Notebook

Notebook, 1993-

RELATIONSHIPS

Contiquity











Proximity . . . . Adjacent . . . . To have contact with . . . . Touching along a boundary or at a point . . . . Next or near in time or sequence . . . . Touching or connected throughout in an unbroken sequence


C O N S I D E R
Nearness in time and space. Contiguity is often responsible for the perception that one thing has caused another. Knocking on wood (out of sight) while knocking on ones head (simultaneously!) leads to the irresistible perception that the head is made of wood.

[Coon, Dennis. Introduction to Psychology, Exploration and Application. St. Paul: West Publishing Company, 1989.]



. . . . But a closer look shows that the variations are not really arbitrary. There is an interesting type of orderliness, and one very typical of biological forms. The growth constants of neighboring segments, whether of the main body or of the legs, are nearly always closely related to each other. It is very rare to find a very long segment next to a very short one, more usually there are gradual changes in growth constants as one passes from one segment to the next . . . . if one were to plot the growth constants along the length of the body or along the legs, they would fall on some relatively simple continuous curve instead of being scattered about in a quite arbitrary way. Such curves are known as growth gradients, and they express a type of orderliness which is very characteristic of biological form. It results in there nearly always being some recognizable relation between the neighboring parts of a biological system. [p. 35]
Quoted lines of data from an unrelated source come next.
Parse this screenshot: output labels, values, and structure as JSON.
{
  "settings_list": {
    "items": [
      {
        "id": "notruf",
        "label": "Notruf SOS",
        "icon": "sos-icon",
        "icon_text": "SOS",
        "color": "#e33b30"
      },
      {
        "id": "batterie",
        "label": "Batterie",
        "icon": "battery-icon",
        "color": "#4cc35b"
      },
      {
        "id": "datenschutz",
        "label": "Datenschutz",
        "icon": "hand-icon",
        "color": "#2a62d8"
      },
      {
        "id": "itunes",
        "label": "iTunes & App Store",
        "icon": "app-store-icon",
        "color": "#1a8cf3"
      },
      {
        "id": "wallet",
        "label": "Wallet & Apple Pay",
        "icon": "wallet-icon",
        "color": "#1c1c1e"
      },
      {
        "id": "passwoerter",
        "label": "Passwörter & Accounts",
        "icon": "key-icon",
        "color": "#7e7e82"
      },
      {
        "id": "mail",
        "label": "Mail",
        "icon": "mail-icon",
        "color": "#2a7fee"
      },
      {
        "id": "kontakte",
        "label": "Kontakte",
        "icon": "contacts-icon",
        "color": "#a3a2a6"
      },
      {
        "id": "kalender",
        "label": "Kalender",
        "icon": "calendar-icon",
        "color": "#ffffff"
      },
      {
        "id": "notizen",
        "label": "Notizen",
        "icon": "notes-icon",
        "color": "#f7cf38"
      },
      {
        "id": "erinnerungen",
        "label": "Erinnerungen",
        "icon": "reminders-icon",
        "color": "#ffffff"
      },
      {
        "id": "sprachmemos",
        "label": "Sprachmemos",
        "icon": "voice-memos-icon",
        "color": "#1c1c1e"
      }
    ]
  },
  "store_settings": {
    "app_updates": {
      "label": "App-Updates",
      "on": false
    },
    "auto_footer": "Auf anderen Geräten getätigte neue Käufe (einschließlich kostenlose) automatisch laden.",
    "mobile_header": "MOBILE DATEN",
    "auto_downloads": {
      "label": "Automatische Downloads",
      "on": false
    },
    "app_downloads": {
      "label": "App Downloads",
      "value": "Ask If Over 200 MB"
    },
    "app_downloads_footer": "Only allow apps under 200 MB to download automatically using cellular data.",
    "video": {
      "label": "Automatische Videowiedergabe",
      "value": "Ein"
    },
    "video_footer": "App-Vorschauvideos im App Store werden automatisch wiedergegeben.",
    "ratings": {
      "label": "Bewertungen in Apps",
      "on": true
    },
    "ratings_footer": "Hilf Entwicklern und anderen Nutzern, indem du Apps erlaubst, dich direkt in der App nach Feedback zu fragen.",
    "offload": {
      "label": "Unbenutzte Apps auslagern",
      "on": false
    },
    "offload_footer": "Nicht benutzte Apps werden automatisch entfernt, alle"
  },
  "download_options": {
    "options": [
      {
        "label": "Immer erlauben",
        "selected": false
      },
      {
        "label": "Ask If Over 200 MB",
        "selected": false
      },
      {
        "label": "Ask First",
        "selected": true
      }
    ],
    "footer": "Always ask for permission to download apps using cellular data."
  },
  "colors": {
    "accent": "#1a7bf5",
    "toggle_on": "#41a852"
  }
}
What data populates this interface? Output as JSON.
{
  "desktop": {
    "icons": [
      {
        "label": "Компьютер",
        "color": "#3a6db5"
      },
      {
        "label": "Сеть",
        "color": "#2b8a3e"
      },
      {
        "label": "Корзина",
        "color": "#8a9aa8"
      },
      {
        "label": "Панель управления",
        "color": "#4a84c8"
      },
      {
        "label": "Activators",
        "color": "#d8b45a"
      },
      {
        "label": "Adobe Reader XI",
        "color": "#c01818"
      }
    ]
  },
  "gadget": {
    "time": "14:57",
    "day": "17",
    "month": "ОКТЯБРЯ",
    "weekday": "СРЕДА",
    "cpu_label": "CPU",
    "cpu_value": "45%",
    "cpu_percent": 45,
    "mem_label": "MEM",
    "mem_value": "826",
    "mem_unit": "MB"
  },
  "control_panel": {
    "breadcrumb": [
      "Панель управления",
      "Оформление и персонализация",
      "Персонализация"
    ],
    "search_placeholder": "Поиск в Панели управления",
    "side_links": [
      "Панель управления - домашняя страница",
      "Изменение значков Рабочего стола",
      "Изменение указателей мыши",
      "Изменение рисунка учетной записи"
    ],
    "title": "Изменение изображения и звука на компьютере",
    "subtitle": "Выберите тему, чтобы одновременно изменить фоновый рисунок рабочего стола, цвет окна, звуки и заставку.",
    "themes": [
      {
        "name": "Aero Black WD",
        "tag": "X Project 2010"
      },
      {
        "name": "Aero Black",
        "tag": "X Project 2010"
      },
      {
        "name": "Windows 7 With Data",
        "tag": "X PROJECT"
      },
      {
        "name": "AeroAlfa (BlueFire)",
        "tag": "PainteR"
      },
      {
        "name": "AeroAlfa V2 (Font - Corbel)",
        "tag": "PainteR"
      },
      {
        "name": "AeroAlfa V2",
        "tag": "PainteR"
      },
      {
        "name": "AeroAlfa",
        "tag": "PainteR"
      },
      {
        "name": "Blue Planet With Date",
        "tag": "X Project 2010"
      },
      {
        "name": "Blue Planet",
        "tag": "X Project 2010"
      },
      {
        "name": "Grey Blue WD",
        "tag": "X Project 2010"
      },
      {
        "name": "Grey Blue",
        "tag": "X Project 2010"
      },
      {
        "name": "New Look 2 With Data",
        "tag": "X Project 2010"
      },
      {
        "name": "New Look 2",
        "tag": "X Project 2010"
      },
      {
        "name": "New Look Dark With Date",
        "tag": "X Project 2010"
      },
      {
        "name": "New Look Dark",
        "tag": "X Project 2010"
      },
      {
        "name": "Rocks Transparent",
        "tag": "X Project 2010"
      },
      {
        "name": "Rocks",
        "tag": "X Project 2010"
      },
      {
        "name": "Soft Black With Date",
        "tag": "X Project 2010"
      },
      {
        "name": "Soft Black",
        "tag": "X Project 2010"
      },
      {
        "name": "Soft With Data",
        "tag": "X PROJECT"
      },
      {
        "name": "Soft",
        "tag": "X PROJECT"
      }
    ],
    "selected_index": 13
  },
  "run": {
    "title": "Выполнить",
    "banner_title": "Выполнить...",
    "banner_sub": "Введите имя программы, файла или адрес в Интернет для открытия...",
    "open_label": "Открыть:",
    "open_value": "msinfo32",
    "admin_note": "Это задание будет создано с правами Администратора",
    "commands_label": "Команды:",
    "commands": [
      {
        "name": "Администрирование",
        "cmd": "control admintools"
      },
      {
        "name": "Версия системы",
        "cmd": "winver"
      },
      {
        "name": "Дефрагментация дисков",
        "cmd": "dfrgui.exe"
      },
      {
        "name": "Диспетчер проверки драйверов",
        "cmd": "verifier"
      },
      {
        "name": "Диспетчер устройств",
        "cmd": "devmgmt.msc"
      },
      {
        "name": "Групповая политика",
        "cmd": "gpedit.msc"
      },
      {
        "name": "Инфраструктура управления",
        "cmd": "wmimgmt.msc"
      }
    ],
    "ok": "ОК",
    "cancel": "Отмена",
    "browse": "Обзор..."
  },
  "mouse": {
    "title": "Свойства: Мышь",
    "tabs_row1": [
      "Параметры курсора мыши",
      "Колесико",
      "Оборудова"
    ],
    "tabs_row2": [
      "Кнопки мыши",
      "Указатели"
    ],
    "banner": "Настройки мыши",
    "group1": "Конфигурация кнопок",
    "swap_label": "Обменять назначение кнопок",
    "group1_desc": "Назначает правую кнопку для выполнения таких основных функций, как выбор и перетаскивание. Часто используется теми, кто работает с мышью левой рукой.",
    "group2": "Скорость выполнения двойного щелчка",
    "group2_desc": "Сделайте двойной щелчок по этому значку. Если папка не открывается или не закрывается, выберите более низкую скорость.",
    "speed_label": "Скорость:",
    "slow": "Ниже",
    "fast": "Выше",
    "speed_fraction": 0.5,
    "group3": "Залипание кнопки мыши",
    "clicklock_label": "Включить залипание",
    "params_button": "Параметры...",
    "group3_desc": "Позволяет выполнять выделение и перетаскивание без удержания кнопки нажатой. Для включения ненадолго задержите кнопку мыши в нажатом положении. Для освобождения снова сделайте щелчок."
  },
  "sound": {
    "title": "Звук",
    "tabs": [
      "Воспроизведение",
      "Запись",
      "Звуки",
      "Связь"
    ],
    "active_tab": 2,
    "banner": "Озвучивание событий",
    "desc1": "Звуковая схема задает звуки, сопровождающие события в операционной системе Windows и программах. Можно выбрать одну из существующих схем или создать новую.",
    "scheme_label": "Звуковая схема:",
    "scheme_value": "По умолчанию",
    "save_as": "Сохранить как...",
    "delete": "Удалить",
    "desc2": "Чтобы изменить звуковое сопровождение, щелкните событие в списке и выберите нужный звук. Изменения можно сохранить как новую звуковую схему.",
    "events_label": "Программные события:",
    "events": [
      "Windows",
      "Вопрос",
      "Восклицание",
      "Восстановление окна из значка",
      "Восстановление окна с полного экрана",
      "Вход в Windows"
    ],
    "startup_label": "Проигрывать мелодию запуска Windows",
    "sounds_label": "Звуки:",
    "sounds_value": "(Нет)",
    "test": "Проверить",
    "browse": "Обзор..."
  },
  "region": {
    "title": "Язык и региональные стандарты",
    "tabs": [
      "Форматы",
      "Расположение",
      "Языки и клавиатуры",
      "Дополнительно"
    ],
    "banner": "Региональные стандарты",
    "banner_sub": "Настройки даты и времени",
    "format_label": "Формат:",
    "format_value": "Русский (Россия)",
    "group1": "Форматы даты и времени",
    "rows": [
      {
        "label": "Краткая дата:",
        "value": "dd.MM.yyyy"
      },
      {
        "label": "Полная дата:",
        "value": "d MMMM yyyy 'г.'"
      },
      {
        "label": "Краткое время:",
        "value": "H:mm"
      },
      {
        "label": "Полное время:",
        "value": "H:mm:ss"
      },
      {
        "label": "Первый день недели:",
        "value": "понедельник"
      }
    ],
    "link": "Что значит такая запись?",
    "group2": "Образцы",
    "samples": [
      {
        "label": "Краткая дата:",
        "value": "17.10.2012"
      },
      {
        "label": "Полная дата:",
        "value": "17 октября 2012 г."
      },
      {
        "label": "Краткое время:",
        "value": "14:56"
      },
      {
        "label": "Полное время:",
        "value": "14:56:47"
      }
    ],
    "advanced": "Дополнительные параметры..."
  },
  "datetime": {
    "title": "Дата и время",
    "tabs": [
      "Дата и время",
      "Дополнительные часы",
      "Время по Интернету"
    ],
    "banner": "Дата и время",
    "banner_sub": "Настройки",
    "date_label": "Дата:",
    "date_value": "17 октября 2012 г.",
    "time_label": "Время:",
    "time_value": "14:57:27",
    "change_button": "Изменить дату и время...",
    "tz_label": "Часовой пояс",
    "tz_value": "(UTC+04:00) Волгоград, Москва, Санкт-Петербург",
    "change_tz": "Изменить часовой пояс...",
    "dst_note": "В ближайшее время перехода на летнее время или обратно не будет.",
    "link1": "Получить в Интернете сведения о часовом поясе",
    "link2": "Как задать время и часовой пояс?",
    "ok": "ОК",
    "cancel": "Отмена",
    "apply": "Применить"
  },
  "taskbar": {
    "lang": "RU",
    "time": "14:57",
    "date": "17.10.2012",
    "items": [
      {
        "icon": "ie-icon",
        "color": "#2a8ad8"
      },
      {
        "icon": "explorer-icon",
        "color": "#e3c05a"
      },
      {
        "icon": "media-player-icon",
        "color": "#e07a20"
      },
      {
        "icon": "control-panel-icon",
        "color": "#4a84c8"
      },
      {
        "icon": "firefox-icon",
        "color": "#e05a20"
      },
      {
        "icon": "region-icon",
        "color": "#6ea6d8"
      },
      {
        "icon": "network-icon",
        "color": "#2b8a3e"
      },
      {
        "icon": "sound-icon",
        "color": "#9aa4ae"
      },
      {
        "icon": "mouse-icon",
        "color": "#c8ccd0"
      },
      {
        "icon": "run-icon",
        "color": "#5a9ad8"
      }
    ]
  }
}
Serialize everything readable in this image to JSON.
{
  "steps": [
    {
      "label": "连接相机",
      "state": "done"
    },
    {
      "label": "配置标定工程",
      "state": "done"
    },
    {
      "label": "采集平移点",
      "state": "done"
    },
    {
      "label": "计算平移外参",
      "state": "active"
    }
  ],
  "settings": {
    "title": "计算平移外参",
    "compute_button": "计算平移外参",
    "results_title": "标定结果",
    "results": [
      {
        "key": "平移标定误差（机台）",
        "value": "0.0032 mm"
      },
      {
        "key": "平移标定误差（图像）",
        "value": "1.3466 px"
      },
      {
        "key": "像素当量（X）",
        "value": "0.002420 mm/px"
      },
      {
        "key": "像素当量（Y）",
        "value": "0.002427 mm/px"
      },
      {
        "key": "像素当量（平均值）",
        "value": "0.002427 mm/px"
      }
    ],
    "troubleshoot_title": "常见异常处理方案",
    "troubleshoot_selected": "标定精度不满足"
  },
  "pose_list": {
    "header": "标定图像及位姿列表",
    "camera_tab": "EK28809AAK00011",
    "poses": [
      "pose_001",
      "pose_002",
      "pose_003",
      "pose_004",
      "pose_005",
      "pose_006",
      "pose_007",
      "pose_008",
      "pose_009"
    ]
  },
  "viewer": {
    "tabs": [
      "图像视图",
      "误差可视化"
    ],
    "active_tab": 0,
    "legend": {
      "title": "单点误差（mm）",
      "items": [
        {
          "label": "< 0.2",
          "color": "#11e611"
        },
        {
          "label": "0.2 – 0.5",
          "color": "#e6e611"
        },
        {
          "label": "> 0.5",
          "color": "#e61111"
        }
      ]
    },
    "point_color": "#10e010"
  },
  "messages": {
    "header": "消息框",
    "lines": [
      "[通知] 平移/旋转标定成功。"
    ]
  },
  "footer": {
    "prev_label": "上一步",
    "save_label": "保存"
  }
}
It is, in my opinion, this relatedness of contiguous parts which is particularly characteristic of biological structures. They are certainly not usually modular in the sense of being assembled by the arrangement of one or a few kinds of constant elementary units. Nor, as we have just seen, do they often employ a standard system of proportions. The Golden Mean is not an idea of a biological type. How could there be such a thing in a form which is altering the relative proportions of its parts as it grows up? On the other hand, biological forms are certainly not chaotic or arbitrary in the mutual relations of their parts, but nearly always convey a strong impression of order and organization . . . . Within this province, I have argued that the ^biological rules are not those of the module, but rather of a kind which one might summarize by the phrase, "the relatedness of neighbors." [p. 37] Waddington, C. H. "The Modular Principle and Biological Form."

[In Module, Proportion, Symmetry, Rhythm. Vision and Value series. Gyorgy Kepes, ed. New York: George Braziller, 1966.]



R  E  F  E  R  E  N  C  E  S 
contiguity n [1612]: the quality or state of being contiguous: Proximity

contiguous adj [L contiguus, fr. contingere to have contact with -more at Contingent] [ca. 1609] 1: being in actual contact: touching along a boundary or at a point 2 of angles: Adjacent2 3: next or near in time or sequence 4: touching or connected throughout in an unbroken sequence [__ row of houses] -syn. see Adjacent

[Merriam-Webster's Collegiate Dictionary, 10th Edition. Springfield, MA, USA: Merriam-Webster, Inc. 1995.]